Okazało się, że problemy ze zdrowiem Piotra Żyły pojawiły się już w trakcie mistrzostw świata, co mogło zaważyć choćby na braku medalu w rywalizacji drużynowej. – Z gorączką skakałem na dużej skoczni w Planicy. A najgorzej się czułem na drużynówce na mistrzostwach świata. Wtedy już od treningów na dużej skoczni bolała mnie głowa i było coraz gorzej. Na Raw Air miałem później takie osłabienie, że całkiem traciłem energię. Pierwszy raz tak mi się działo, że zrobiłem jakieś ćwiczenie i mnie odcinało, nie wiedziałem, co się dzieje. Miałem zawroty głowy, długo to nie odpuszczało. Najciężej było mi w Oslo, w Vikersund na koniec turnieju trochę mi energia wracała. Szkoda, że tak późno, bo to mógł być jeszcze lepszy sezon – ocenił „Wiewiór”.
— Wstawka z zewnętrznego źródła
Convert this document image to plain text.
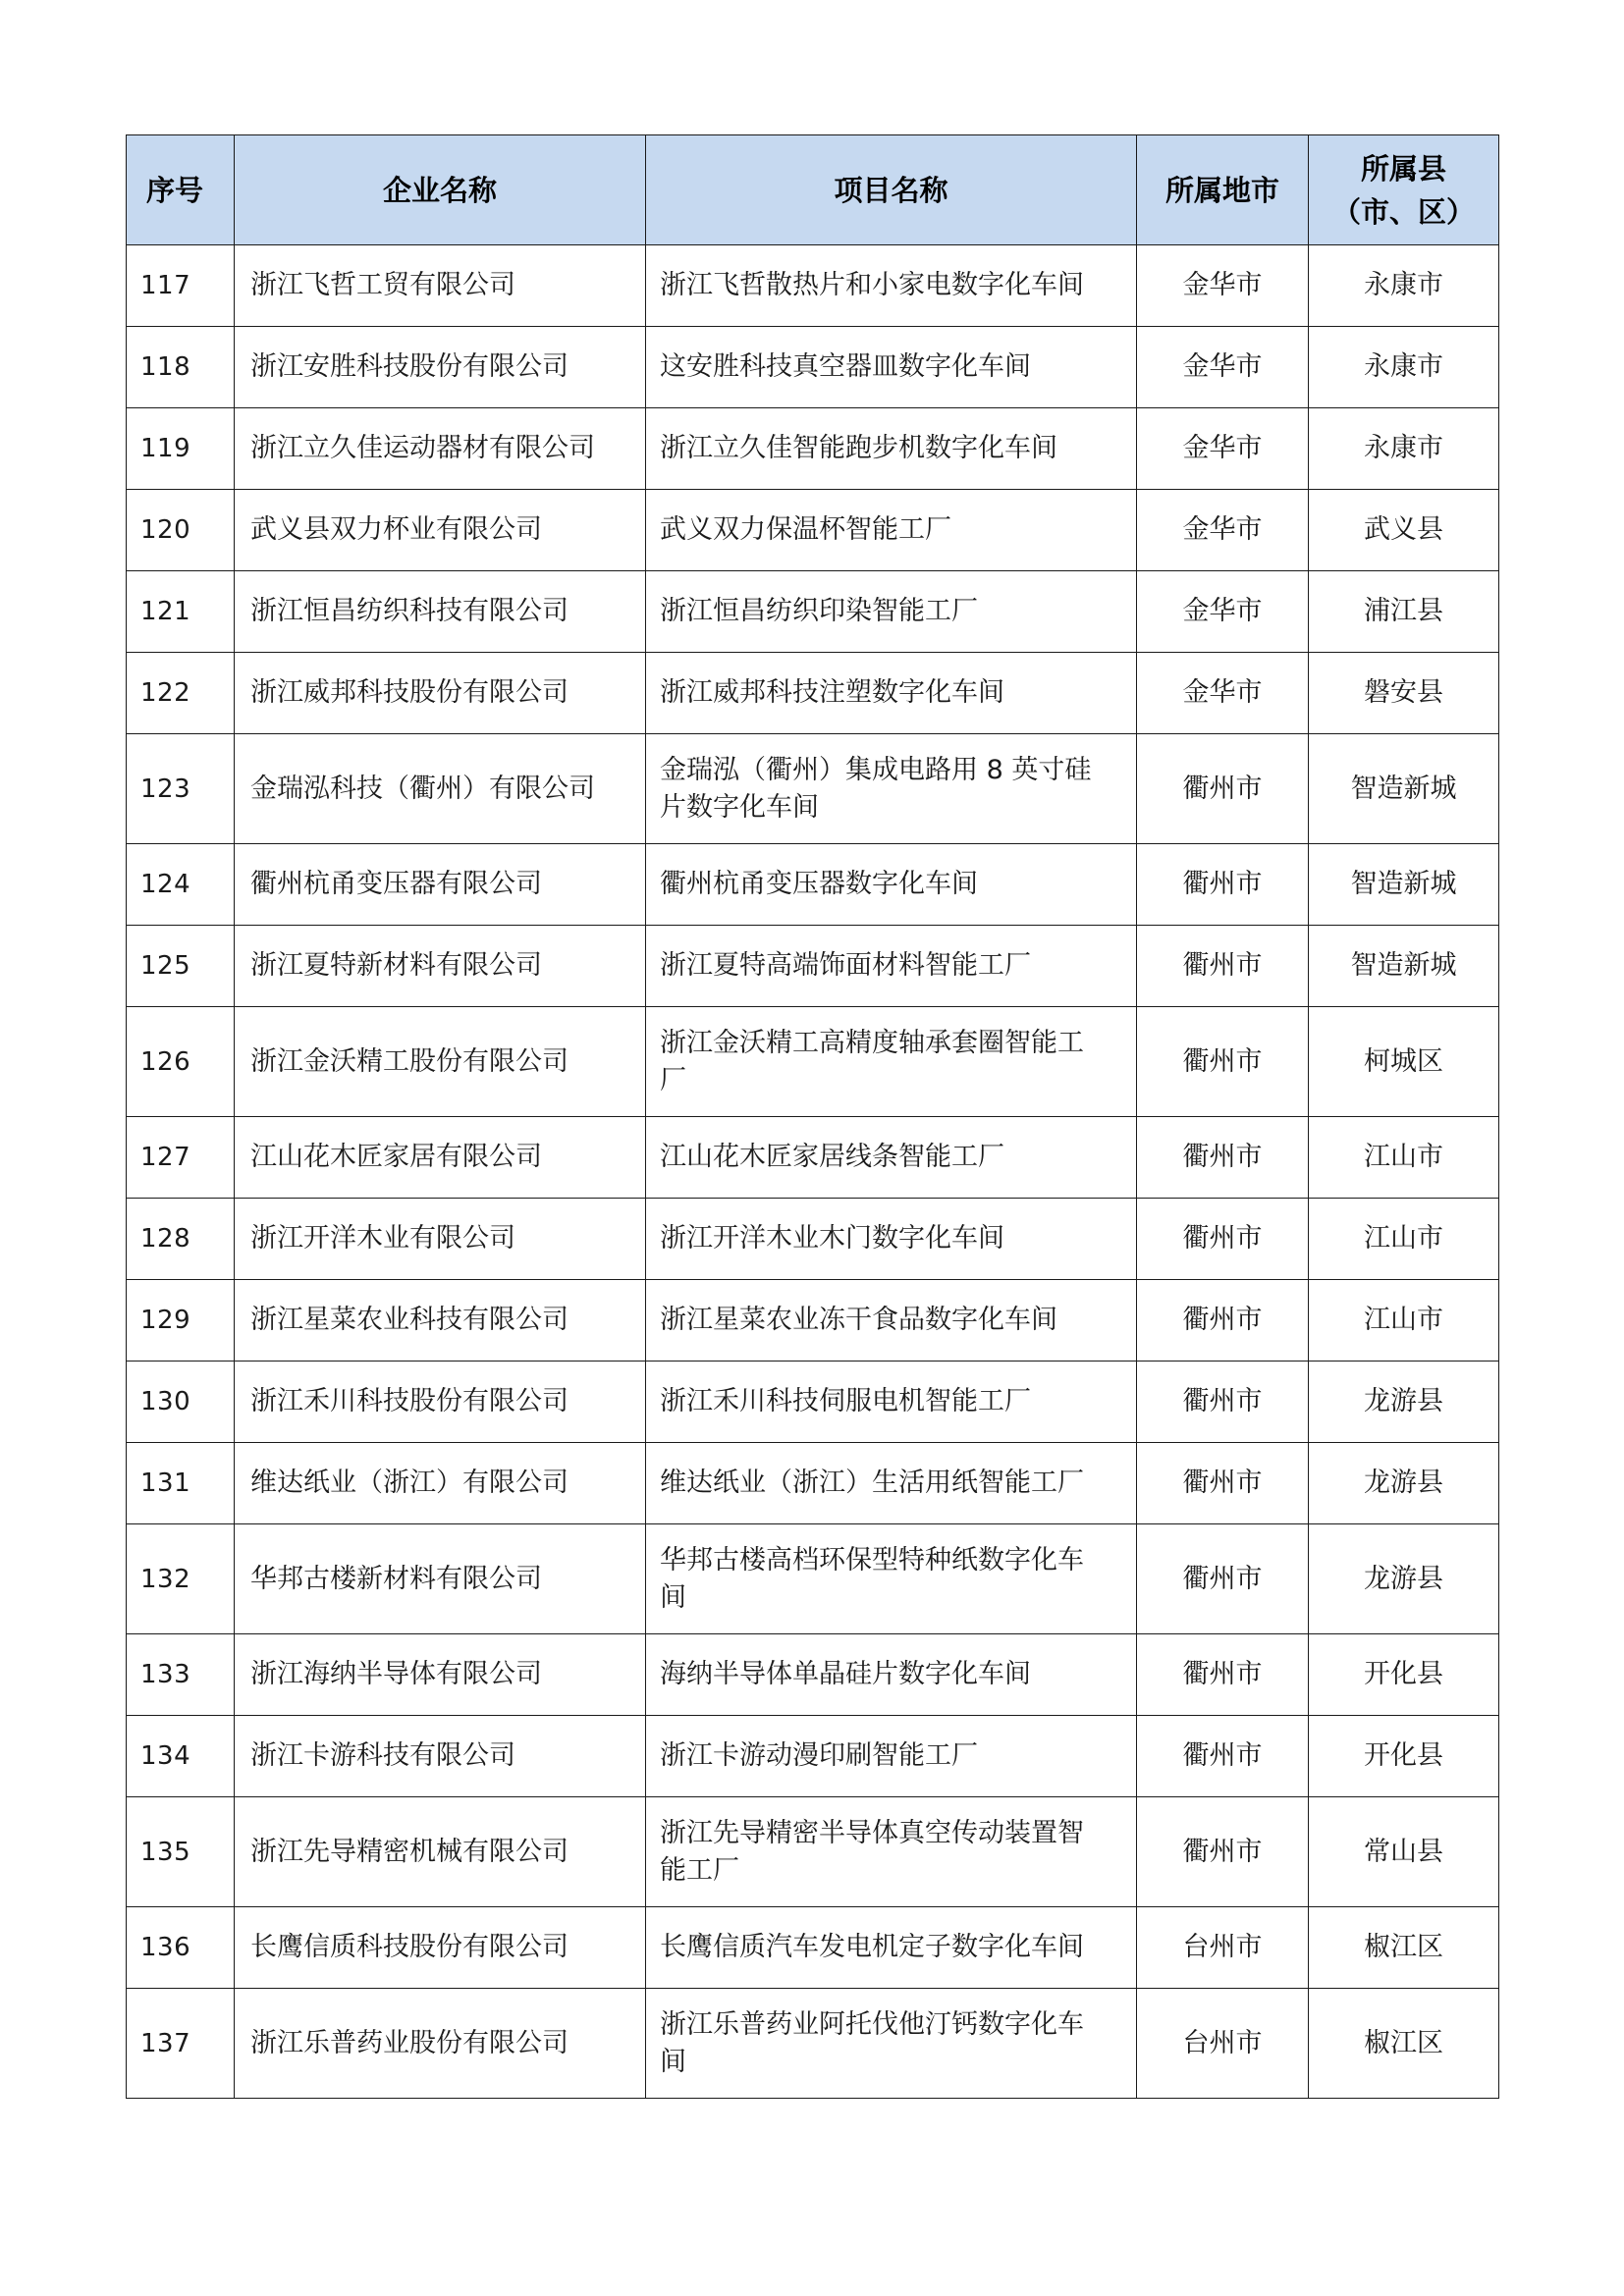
序号	企业名称	项目名称	所属地市	所属县
（市、区）

117	浙江飞哲工贸有限公司	浙江飞哲散热片和小家电数字化车间	金华市	永康市
118	浙江安胜科技股份有限公司	这安胜科技真空器皿数字化车间	金华市	永康市
119	浙江立久佳运动器材有限公司	浙江立久佳智能跑步机数字化车间	金华市	永康市
120	武义县双力杯业有限公司	武义双力保温杯智能工厂	金华市	武义县
121	浙江恒昌纺织科技有限公司	浙江恒昌纺织印染智能工厂	金华市	浦江县
122	浙江威邦科技股份有限公司	浙江威邦科技注塑数字化车间	金华市	磐安县
123	金瑞泓科技（衢州）有限公司	金瑞泓（衢州）集成电路用 8 英寸硅
片数字化车间	衢州市	智造新城
124	衢州杭甬变压器有限公司	衢州杭甬变压器数字化车间	衢州市	智造新城
125	浙江夏特新材料有限公司	浙江夏特高端饰面材料智能工厂	衢州市	智造新城
126	浙江金沃精工股份有限公司	浙江金沃精工高精度轴承套圈智能工
厂	衢州市	柯城区
127	江山花木匠家居有限公司	江山花木匠家居线条智能工厂	衢州市	江山市
128	浙江开洋木业有限公司	浙江开洋木业木门数字化车间	衢州市	江山市
129	浙江星菜农业科技有限公司	浙江星菜农业冻干食品数字化车间	衢州市	江山市
130	浙江禾川科技股份有限公司	浙江禾川科技伺服电机智能工厂	衢州市	龙游县
131	维达纸业（浙江）有限公司	维达纸业（浙江）生活用纸智能工厂	衢州市	龙游县
132	华邦古楼新材料有限公司	华邦古楼高档环保型特种纸数字化车
间	衢州市	龙游县
133	浙江海纳半导体有限公司	海纳半导体单晶硅片数字化车间	衢州市	开化县
134	浙江卡游科技有限公司	浙江卡游动漫印刷智能工厂	衢州市	开化县
135	浙江先导精密机械有限公司	浙江先导精密半导体真空传动装置智
能工厂	衢州市	常山县
136	长鹰信质科技股份有限公司	长鹰信质汽车发电机定子数字化车间	台州市	椒江区
137	浙江乐普药业股份有限公司	浙江乐普药业阿托伐他汀钙数字化车
间	台州市	椒江区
Mimo wszystko Piotr Żyła jest zadowolony, ponieważ mimo trudności starał się rywalizować na najwyższym poziomie. – Ale i tak jestem bardzo zadowolony. Bo nawet jak się nie czułem w pełni sił, to i tak walczyłem. Na początku zimy sobie postanowiłem, że w każdym konkursie dam z siebie wszystko. I dałem. Często mi to pozwalało na super skoki, czasami nie z mojej winy nie wyszło, ale walczyłem tak, jak umiałem – podsumował Żyła.